Ice and snow tumbles from semi truck and shatters passing car's windshield

Winter is coming, straight through your windshield.

A man and his wife got a nasty, wintry surprise this week when a chunk of snow fell from a semi truck and shattered the windshield on their car on a Canadian freeway.

According to the UPI, Kevin McGraw and his wife were traveling along a stretch of freeway near Moncton, New Brunswick on a cold, snowy November 30. McGraw was passing a semi-truck in the left lane when a large slab of ice and snow lifted away from the top of the truck's trailer and smashed into McGraw's car. The icy missile shattered the car's windshield, showering McGraw's wife with bits of safety glass but thankfully not penetrating into the cabin. McGraw was able to get his stricken car across the freeway to the right shoulder while the trucker, blissfully unaware of the chaos he'd just caused, continued on his way. Thankfully neither McGraw nor his wife were injured, but things could have been way worse if the snow had been a little heavier or the car had been moving a little faster.
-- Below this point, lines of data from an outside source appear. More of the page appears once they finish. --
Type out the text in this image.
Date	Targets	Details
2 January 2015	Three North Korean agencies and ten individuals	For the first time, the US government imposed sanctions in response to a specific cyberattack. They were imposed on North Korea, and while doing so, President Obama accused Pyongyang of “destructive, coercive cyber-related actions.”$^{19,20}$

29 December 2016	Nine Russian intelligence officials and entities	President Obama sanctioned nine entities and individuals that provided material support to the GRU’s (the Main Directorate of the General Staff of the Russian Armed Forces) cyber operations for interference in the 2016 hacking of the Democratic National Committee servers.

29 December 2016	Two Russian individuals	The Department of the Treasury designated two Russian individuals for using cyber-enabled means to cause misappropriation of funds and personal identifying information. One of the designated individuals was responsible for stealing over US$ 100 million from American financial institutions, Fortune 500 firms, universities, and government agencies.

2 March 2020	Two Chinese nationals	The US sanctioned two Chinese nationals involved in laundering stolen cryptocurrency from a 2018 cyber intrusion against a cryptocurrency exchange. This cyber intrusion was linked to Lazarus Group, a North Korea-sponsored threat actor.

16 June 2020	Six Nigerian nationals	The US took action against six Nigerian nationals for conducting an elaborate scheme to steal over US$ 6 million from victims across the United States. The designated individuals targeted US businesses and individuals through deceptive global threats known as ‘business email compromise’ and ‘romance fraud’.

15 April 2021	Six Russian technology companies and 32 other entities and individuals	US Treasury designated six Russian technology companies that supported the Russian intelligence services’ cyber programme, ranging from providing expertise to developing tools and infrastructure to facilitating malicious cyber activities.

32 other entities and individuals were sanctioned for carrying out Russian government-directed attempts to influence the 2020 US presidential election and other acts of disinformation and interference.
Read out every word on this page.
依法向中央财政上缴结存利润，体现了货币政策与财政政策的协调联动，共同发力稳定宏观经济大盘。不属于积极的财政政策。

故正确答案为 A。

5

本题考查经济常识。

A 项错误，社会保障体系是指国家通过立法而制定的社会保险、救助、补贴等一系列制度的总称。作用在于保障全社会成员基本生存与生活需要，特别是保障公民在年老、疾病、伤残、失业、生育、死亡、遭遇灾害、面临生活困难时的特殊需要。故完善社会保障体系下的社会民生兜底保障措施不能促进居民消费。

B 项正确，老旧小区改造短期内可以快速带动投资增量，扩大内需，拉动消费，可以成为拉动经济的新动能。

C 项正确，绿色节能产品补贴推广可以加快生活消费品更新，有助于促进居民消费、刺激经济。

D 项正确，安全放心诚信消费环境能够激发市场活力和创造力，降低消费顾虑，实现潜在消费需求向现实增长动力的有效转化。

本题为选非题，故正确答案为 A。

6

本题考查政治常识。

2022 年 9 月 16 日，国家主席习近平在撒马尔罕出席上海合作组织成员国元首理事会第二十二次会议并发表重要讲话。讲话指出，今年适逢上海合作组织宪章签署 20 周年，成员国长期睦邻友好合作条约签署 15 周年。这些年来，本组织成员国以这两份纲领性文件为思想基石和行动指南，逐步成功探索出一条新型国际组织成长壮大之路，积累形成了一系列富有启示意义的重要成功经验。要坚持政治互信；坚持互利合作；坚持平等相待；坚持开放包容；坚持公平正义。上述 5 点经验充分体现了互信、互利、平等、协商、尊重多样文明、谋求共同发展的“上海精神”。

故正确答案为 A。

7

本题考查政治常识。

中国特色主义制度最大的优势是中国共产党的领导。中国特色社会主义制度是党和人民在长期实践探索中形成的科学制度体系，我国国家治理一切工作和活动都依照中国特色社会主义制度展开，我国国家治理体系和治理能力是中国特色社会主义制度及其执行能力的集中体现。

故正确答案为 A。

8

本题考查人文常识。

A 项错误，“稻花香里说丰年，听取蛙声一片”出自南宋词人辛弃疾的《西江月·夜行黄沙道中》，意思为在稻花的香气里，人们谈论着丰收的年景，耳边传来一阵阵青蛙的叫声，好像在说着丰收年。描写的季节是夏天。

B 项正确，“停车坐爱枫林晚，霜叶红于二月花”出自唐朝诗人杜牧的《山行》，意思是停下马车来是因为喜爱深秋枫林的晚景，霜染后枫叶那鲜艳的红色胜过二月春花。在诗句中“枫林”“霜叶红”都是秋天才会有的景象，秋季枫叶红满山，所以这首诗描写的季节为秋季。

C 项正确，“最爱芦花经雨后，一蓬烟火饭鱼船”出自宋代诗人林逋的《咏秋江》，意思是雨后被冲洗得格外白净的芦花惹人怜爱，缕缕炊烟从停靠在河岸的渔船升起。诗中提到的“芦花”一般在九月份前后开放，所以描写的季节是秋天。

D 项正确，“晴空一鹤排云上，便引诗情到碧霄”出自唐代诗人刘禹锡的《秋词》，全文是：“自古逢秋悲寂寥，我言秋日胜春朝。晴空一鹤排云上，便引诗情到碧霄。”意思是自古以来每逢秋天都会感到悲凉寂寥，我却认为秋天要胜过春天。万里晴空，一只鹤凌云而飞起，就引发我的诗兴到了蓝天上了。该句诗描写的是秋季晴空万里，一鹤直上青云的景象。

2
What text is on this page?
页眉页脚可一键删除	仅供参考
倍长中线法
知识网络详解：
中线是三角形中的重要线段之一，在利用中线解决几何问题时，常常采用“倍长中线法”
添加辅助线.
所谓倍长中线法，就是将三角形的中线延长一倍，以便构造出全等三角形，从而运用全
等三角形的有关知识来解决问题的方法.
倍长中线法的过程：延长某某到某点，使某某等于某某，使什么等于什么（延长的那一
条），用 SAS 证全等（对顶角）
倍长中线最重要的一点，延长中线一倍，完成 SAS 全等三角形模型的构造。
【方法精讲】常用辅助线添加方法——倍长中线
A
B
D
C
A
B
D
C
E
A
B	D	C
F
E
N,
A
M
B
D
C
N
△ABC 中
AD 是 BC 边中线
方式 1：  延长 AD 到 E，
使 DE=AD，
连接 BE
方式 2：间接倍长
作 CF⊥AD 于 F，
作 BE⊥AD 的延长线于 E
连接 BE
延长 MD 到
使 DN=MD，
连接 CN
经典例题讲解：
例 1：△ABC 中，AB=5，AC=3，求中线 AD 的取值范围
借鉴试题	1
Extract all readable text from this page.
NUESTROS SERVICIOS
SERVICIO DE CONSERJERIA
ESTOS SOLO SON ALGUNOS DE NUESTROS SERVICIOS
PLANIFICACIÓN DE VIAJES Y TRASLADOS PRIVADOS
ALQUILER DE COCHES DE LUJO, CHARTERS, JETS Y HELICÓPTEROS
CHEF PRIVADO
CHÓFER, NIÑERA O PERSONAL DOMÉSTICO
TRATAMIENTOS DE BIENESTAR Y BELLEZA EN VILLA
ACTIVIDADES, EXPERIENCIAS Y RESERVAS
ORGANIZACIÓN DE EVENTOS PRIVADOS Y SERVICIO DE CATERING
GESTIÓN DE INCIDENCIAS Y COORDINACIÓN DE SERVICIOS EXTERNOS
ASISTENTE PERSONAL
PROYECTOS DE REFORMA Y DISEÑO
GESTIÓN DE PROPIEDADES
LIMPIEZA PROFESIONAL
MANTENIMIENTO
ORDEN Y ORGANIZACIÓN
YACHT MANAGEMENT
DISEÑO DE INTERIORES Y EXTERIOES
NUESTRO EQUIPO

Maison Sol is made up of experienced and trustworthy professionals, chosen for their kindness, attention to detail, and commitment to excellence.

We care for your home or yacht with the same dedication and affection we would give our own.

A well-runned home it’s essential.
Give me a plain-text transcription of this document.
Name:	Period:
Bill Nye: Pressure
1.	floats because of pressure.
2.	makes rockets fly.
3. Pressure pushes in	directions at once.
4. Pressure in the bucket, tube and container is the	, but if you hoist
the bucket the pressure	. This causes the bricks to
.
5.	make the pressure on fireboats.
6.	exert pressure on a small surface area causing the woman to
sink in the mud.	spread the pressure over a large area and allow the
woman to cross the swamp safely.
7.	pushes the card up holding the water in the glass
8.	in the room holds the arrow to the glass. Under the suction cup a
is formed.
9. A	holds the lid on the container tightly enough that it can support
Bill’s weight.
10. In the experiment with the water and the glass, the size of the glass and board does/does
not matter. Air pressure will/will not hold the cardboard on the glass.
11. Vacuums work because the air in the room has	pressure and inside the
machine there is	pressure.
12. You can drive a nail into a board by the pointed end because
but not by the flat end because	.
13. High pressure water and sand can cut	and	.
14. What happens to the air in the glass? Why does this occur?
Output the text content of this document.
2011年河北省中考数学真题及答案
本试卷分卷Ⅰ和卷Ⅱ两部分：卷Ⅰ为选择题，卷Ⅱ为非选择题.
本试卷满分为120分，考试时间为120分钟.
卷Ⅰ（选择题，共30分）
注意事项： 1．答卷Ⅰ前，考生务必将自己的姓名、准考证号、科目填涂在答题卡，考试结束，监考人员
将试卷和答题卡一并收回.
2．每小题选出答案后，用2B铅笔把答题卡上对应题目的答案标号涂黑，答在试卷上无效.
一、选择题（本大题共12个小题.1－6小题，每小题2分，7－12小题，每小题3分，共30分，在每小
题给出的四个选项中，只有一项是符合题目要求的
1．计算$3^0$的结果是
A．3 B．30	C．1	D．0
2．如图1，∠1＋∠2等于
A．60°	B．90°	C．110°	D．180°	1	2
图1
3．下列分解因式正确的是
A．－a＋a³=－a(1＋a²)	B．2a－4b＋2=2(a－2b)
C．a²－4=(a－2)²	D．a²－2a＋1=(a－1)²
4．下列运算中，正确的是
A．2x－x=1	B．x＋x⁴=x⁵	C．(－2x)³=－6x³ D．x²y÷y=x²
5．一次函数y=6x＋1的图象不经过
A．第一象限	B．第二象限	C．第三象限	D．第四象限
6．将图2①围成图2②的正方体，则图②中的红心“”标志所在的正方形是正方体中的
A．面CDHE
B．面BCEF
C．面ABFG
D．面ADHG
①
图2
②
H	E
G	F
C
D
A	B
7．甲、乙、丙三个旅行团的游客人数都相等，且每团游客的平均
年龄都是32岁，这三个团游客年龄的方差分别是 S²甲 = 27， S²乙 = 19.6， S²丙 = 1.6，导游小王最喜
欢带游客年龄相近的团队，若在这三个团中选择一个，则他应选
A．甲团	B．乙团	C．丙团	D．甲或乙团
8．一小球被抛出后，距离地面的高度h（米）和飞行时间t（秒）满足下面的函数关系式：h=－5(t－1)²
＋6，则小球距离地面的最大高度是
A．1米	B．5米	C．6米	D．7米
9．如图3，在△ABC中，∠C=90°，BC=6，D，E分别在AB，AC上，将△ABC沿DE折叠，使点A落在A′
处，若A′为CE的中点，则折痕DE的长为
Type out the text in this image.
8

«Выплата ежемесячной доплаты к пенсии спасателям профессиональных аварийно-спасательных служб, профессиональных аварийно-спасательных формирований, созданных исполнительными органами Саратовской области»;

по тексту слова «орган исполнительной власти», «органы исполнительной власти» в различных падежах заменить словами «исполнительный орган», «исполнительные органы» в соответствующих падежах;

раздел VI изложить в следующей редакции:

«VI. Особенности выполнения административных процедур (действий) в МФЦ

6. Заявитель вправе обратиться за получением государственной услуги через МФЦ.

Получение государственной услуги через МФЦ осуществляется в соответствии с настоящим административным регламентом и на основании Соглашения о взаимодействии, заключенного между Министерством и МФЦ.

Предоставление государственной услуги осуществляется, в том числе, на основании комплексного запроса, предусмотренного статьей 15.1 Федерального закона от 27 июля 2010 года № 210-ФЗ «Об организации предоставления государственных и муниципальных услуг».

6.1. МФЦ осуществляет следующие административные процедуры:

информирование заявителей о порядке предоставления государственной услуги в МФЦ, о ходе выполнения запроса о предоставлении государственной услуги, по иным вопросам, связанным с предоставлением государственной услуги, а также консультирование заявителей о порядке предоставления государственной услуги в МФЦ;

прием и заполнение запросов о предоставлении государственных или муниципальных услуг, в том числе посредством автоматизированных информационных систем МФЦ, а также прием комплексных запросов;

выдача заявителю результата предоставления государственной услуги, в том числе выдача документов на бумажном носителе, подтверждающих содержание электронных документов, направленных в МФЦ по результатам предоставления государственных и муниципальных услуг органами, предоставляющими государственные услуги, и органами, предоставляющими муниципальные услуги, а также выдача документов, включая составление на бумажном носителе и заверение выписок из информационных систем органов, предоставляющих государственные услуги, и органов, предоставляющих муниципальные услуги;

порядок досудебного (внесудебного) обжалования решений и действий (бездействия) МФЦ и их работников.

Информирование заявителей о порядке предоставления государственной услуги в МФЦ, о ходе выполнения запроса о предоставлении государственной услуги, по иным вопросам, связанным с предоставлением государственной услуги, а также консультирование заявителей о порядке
The American Automobile Association states in an Alexandria News article that drifted, compacted snow on top of a moving vehicle may weigh as much as 20 pounds per cubic foot. That's bad enough on the roof of, say, a Civic, but on the roof of a speeding semi trailer where multiple cubic feet of snowy sheet ice can peel off and fly into traffic it is a catastrophe waiting to happen. More than half of US and Canadian semi truck drivers surveyed in a 2009 study by the American Transportation Research Institute admitted that they "rarely or never" clear accumulated snow from their vehicles despite the fact that roughly 35% of truckers surveyed could relate a story about snow or ice falling from a moving truck and harming passing motorists.